Balance of convenience/overall interests of justice

[30]     While it is not strictly necessary for me to inquire further into these threshold tests, I do so for completeness.

[31]     I consider that rejecting any injunctive relief is the proper course for the following reasons:

(a)      The defendants do not deny that they owe the plaintiff $900,000.   I understand that they also no longer dispute the fact that interest needs to be paid on that sum;

(b)The  loan  moneys  have  remained  unpaid,  without  interest  for  a subsantial period, and the plaintiff is plainly out of pocket with no immediate relief in sight;

(c)      The plaintiff raises legitimate concerns about the management of the properties which are not strongly refuted by the defendants.  There is a genuine concern about the implications of poor management on the security held by the mortgagee;

(d)Any loss suffered by the defendants is recoverable in the ordinary way, should there be a legitimate basis for claiming damages.  While no doubt the defendants would rather retain their proprietary rights and exercise them as they think fit, in reality, as I have said, their claim is really one in damages should they ultimately succeed with any related proceeding.

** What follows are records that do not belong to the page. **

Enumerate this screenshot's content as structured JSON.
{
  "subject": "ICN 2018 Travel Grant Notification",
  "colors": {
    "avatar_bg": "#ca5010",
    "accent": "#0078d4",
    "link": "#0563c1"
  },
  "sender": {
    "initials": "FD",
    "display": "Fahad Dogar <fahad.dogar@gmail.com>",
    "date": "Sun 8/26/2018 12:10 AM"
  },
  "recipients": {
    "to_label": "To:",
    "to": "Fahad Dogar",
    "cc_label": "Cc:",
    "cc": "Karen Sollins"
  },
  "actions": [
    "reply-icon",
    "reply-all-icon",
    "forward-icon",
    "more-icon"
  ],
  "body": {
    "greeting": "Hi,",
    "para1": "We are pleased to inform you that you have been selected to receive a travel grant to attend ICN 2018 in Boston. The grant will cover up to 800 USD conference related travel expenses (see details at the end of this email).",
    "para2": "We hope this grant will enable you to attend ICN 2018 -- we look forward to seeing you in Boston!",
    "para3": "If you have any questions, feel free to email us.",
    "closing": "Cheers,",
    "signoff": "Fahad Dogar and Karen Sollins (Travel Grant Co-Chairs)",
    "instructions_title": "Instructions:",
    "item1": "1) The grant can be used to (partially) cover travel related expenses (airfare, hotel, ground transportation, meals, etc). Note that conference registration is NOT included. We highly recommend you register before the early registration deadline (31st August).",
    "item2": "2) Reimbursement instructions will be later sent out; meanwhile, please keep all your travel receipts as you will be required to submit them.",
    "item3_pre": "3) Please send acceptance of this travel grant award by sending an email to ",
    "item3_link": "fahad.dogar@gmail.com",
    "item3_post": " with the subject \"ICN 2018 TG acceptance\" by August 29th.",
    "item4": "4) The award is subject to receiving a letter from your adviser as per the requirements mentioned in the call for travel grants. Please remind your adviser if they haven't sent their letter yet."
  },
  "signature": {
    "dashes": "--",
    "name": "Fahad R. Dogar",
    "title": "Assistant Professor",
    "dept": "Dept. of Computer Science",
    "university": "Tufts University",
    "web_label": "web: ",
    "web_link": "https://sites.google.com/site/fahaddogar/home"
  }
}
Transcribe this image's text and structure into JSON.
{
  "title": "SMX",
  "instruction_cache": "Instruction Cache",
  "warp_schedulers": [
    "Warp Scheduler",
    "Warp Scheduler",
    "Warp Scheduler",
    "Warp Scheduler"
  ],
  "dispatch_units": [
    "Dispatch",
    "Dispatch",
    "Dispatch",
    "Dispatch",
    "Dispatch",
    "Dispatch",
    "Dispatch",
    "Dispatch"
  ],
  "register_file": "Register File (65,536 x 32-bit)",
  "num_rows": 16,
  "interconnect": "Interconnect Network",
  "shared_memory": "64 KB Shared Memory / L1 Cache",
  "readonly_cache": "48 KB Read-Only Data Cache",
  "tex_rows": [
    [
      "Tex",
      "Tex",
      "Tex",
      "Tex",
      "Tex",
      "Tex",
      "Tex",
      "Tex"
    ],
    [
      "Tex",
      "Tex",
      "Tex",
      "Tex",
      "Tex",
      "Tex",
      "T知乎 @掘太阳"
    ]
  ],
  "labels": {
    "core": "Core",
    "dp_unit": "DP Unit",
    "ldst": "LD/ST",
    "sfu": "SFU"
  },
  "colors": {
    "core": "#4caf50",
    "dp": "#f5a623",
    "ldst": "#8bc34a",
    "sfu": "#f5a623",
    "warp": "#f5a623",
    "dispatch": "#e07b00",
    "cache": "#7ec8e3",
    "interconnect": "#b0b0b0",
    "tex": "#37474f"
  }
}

[32]     I note for completeness that the defendants are largely responsible for finding themselves in this position.   In addition to not repaying the loan, they did not act prudently in defending their position when they received the pleadings.  There is in fact evidence that the defendants simply sent the pleadings on to Mr Cran without instructing him to act, and indeed, Mr Cran’s response to them was simply to note that he was a defendant as well.

[33]     In these circumstances, and against the backdrop set out above, I see no merit in granting the injunction.

Costs

[34]     There should be costs in favour of the plaintiff on a 1B basis, together with the usual disbursements.